Sodewa Bai and the Golden Necklace
Old Deccan Days (Maharashtra / Deccan) · Ages 7-11 · 5 min read
When the princess Sodewa Bai was born, a wise woman looked at her and said a strange and solemn thing. “This child’s life is not held inside her, as ours is,” she told the king and queen. “It is held in the little golden necklace she was born wearing. While the necklace is around her neck, she will be well and happy. But if ever it is taken from her, she will fall into a sleep as deep and still as death itself.”
So Sodewa Bai grew up never once removing her golden necklace, and she was as kind and lovely a princess as the kingdom had ever known. In time she married a good prince named Rowjee, and came to live in his palace.
But the prince already had a first wife, an older queen, and that queen was eaten up with jealousy of the gentle new princess everybody loved. She watched, and she waited. And one night, while Sodewa Bai lay fast asleep, the jealous queen crept into her room, unclasped the little golden necklace from her neck, and carried it away to hide.
In the morning, Sodewa Bai would not wake. She lay still and pale and cold, and no one in the palace could rouse her. The whole kingdom mourned, and the prince was heartbroken.
And yet, here was the strange thing. Each night, when the palace had gone dark and quiet, Sodewa Bai would stir, and open her eyes, and live and move and speak again for a few short hours, before the dawn came and she sank back, still as stone. For the jealous queen, you see, dared only wear the stolen necklace by day, and set it aside each night as she slept.
It was the prince who finally noticed. Grieving and sleepless, he kept watch by his still wife one night, and was astonished to see her wake. “How can this be?” he begged her. “By day you are lost to us, and by night you return?”
“My life is in my golden necklace,” she whispered, “and someone has taken it. Find it, and bring it back to me, and I will never have to leave you again.”

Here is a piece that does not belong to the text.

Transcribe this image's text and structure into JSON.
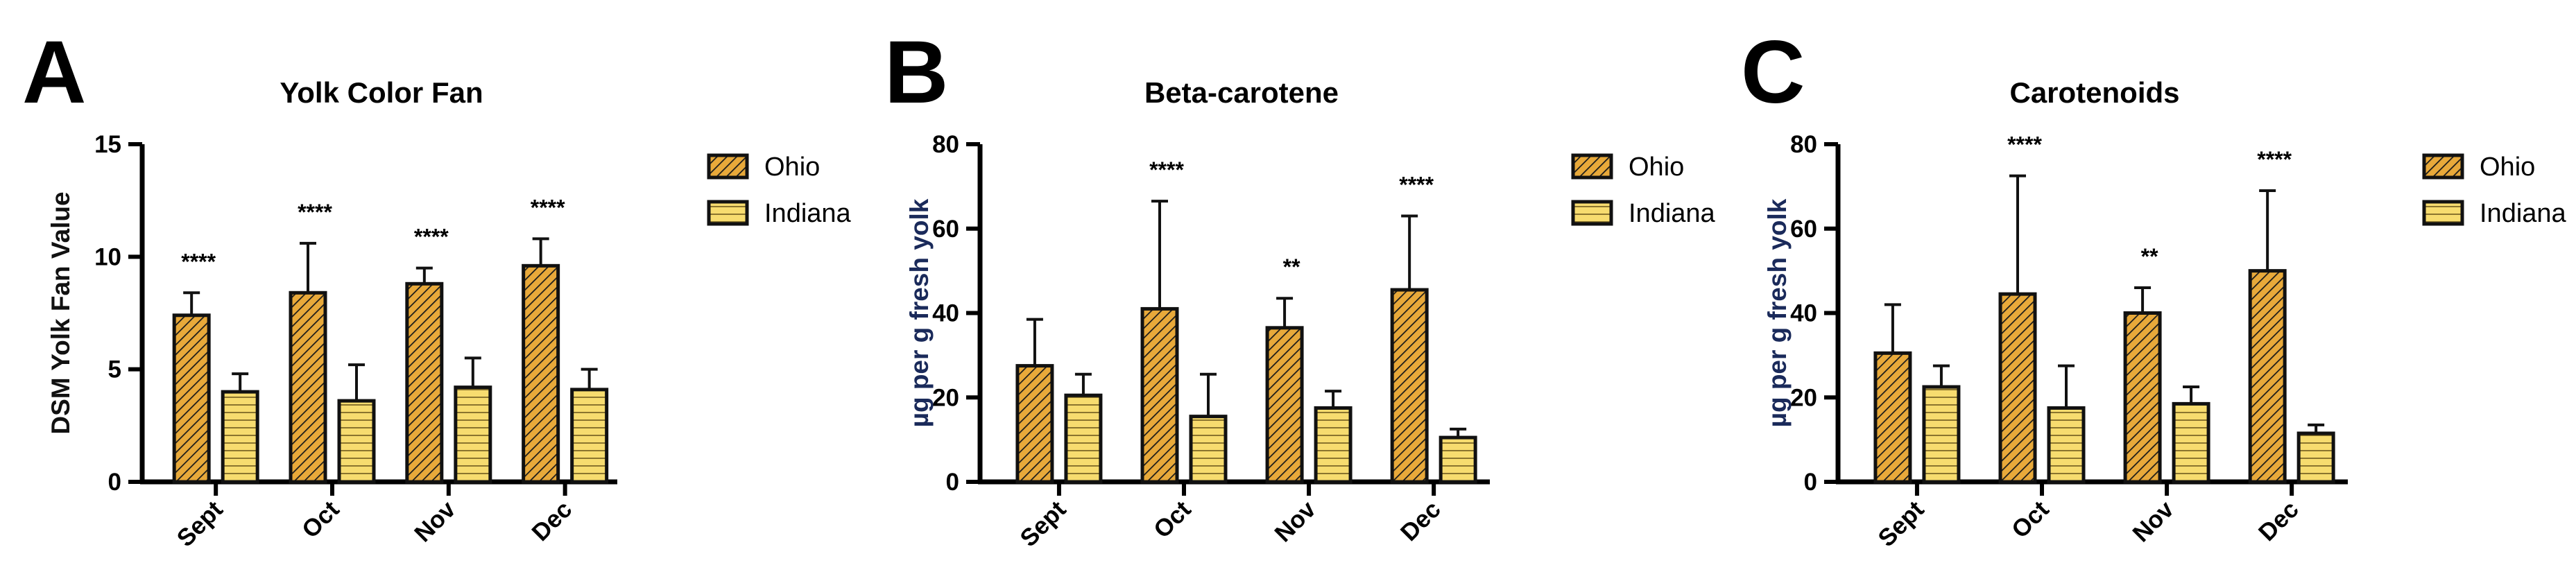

The prince searched, quietly and carefully, until he found the necklace hidden away among the jealous queen’s things. He clasped it gently back around Sodewa Bai’s neck. And from that moment she was well, and warm, and wide awake, and never fell into that terrible sleep again. The jealous queen was sent far from the palace, and the prince and Sodewa Bai, and in time their little son, lived long and happily together.
An original retelling of 'Sodewa Bai' from Mary Frere's Old Deccan Days (1868), a collection of Deccan folk tales.